L'ETA se dissout et met fin à toute activité politique

L'organisation séparatiste basque annonce sa dissolution et la fin de son activité politique après des décennies d'attentats, dans un communiqué publié par plusieurs médias espagnols.

Lors d\'un rassemblement pour saluer le désarmement de l\'ETA, à Bayonne (Pyrénées-Atlantiques), le 8 avril 2017.
Lors d'un rassemblement pour saluer le désarmement de l'ETA, à Bayonne (Pyrénées-Atlantiques), le 8 avril 2017. (MAXPPP)

C'est un point final pour la dernière insurrection armée d'Europe occidentale qui a fait plus de 800 morts et des milliers de blessés pendant des décennies. L'organisation séparatiste basque ETA annonce, jeudi 3 mai, sa dissolution et la fin de toute activité politique. Dans une "déclaration finale" distribuée à la presse, l'organisation clandestine dit avoir "démantelé l'ensemble de ses structures" et "mettre fin à toute activité politique". 

Fondée en 1959 pendant la dictature de Francisco Franco, l'ETA a fait au moins 829 morts dans une campagne d'assassinats et d'attentats à la bombe en Espagne et en France, au nom de l'indépendance de "Euskal Herria", le Pays basque espagnol et français et la Navarre. Décimée par les arrestations de ses chefs, rejetée par la population, l'organisation classée comme terroriste par l'Union européenne avait déjà renoncé à la violence en 2011 et livré ses armes l'année dernière.

Elle avait franchi un pas supplémentaire dans une lettre datée du 16 avril – publiée mercredi 2 mai dans la presse espagnole – annonçant avoir "dissous complètement toutes ses structures". La lettre était destinée aux personnalités qui l'ont encouragée à renoncer à la violence, comme l'ancien secrétaire général de l'ONU Kofi Annan ou l'ex-chef du Sinn Fein irlandais, Gerry Adams, selon un membre du gouvernement régional basque.

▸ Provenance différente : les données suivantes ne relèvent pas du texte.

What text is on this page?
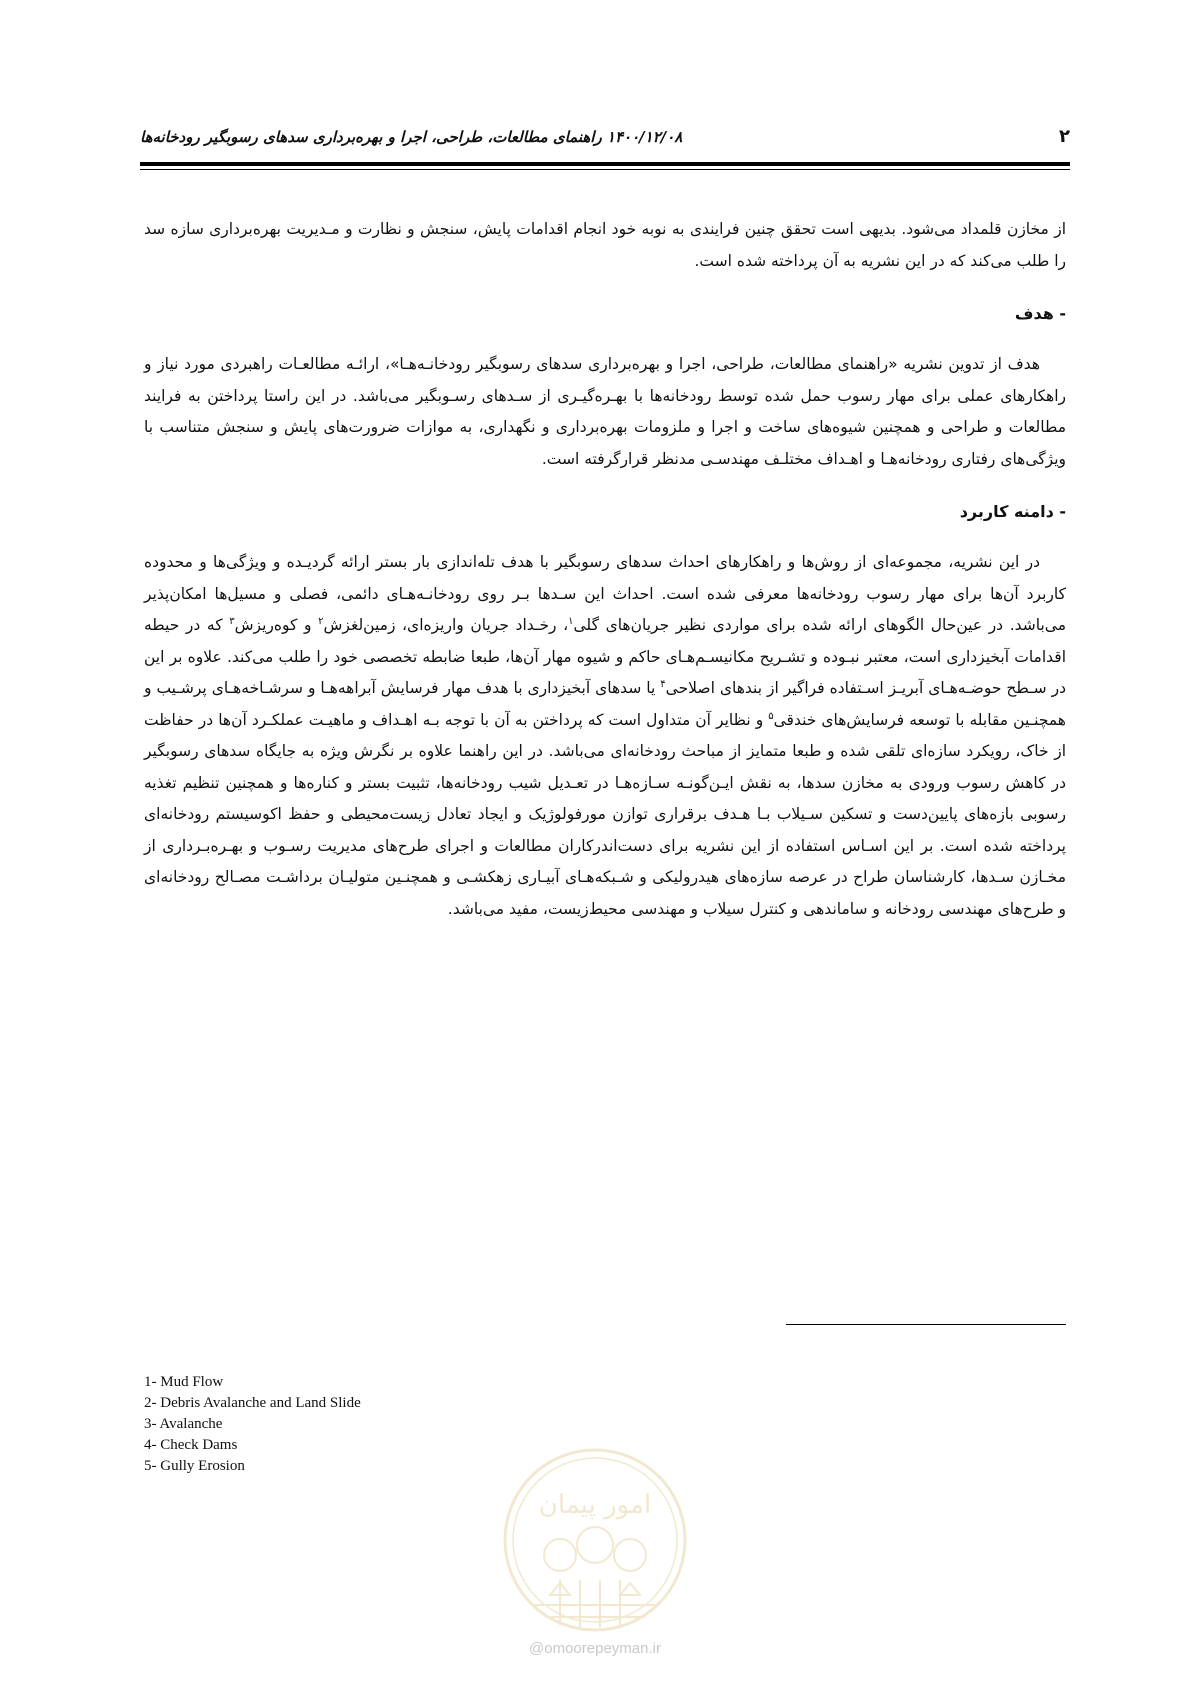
۲
۱۴۰۰/۱۲/۰۸ راهنمای مطالعات، طراحی، اجرا و بهره‌برداری سدهای رسوبگیر رودخانه‌ها

از مخازن قلمداد می‌شود. بدیهی است تحقق چنین فرایندی به نوبه خود انجام اقدامات پایش، سنجش و نظارت و مـدیریت بهره‌برداری سازه سد را طلب می‌کند که در این نشریه به آن پرداخته شده است.

- هدف

هدف از تدوین نشریه «راهنمای مطالعات، طراحی، اجرا و بهره‌برداری سدهای رسوبگیر رودخانـه‌هـا»، ارائـه مطالعـات راهبردی مورد نیاز و راهکارهای عملی برای مهار رسوب حمل شده توسط رودخانه‌ها با بهـره‌گیـری از سـدهای رسـوبگیر می‌باشد. در این راستا پرداختن به فرایند مطالعات و طراحی و همچنین شیوه‌های ساخت و اجرا و ملزومات بهره‌برداری و نگهداری، به موازات ضرورت‌های پایش و سنجش متناسب با ویژگی‌های رفتاری رودخانه‌هـا و اهـداف مختلـف مهندسـی مدنظر قرارگرفته است.

- دامنه کاربرد

در این نشریه، مجموعه‌ای از روش‌ها و راهکارهای احداث سدهای رسوبگیر با هدف تله‌اندازی بار بستر ارائه گردیـده و ویژگی‌ها و محدوده کاربرد آن‌ها برای مهار رسوب رودخانه‌ها معرفی شده است. احداث این سـدها بـر روی رودخانـه‌هـای دائمی، فصلی و مسیل‌ها امکان‌پذیر می‌باشد. در عین‌حال الگوهای ارائه شده برای مواردی نظیر جریان‌های گلی$^۱$، رخـداد جریان واریزه‌ای، زمین‌لغزش$^۲$ و کوه‌ریزش$^۳$ که در حیطه اقدامات آبخیزداری است، معتبر نبـوده و تشـریح مکانیسـم‌هـای حاکم و شیوه مهار آن‌ها، طبعا ضابطه تخصصی خود را طلب می‌کند. علاوه بر این در سـطح حوضـه‌هـای آبریـز اسـتفاده فراگیر از بندهای اصلاحی$^۴$ یا سدهای آبخیزداری با هدف مهار فرسایش آبراهه‌هـا و سرشـاخه‌هـای پرشـیب و همچنـین مقابله با توسعه فرسایش‌های خندقی$^۵$ و نظایر آن متداول است که پرداختن به آن با توجه بـه اهـداف و ماهیـت عملکـرد آن‌ها در حفاظت از خاک، رویکرد سازه‌ای تلقی شده و طبعا متمایز از مباحث رودخانه‌ای می‌باشد. در این راهنما علاوه بر نگرش ویژه به جایگاه سدهای رسوبگیر در کاهش رسوب ورودی به مخازن سدها، به نقش ایـن‌گونـه سـازه‌هـا در تعـدیل شیب رودخانه‌ها، تثبیت بستر و کناره‌ها و همچنین تنظیم تغذیه رسوبی بازه‌های پایین‌دست و تسکین سـیلاب بـا هـدف برقراری توازن مورفولوژیک و ایجاد تعادل زیست‌محیطی و حفظ اکوسیستم رودخانه‌ای پرداخته شده است. بر این اسـاس استفاده از این نشریه برای دست‌اندرکاران مطالعات و اجرای طرح‌های مدیریت رسـوب و بهـره‌بـرداری از مخـازن سـدها، کارشناسان طراح در عرصه سازه‌های هیدرولیکی و شـبکه‌هـای آبیـاری زهکشـی و همچنـین متولیـان برداشـت مصـالح رودخانه‌ای و طرح‌های مهندسی رودخانه و ساماندهی و کنترل سیلاب و مهندسی محیط‌زیست، مفید می‌باشد.

1- Mud Flow
2- Debris Avalanche and Land Slide
3- Avalanche
4- Check Dams
5- Gully Erosion
امور پیمان
@omoorepeyman.ir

"L'ETA n'aurait jamais dû exister"

L'annonce de la dissolution devait être suivie vendredi d'une "conférence internationale" à Cambo-les-Bains, au Pays basque français, où sont attendus Gerry Adams et des représentants de plusieurs partis espagnols qui seraient ainsi garants de la bonne foi de l'ETA. "L'ETA devait [cette dissolution] à la société basque et à l'ensemble de l'humanité", a déclaré jeudi le président de la région basque, le nationaliste basque Iñigo Urkullu dans une interview au journal  El País (en espagnol). Elle n'aurait jamais dû exister."

Beaucoup de victimes de l'ETA ne sont pas prêtes à pardonner le sang versé pendant les années de plomb. Dans une conférence de presse à Saint-Sébastien, la ville basque qui a connu le plus d'attentats, le Collectif des victimes du terrorisme a exigé que l'ETA condamne la terreur et cesse de rendre des hommages publics à ses militants quand ils sortent de prison. Il attend aussi qu'elle fasse la lumière sur 358 crimes encore inexpliqués.

L'Espagne avait mal accueilli un message diffusé le 20 avril où la faction armée regrettait "les torts causés" mais ne demandait pardon qu'aux seules victimes qui n'étaient pas liées au "conflit", laissant entendre que les autres, comme les policiers, étaient des cibles légitimes.

Quel sort pour les prisonniers de l'ETA

Le gouvernement espagnol a jusqu'à présent refusé toute contrepartie à la dissolution d'ETA. "Quoi qu'elle fasse, l'ETA ne trouvera aucune faille et pas d'impunité pour ses crimes", a déclaré jeudi le chef du gouvernement Mariano Rajoy.

Nous ne lui devons rien et nous n'avons à lui être reconnaissants de rien.Mariano Rajoy, chef du gouvernement espagnol

Toutefois, la coalition séparatiste EH Bildu, deuxième parti au parlement basque demande, comme le Parti nationaliste basque d'Iñigo Urkullu, que les quelque 300 prisonniers de l'ETA qui purgent leur peine en Espagne et en France puisse être incarcérés plus près de leurs familles.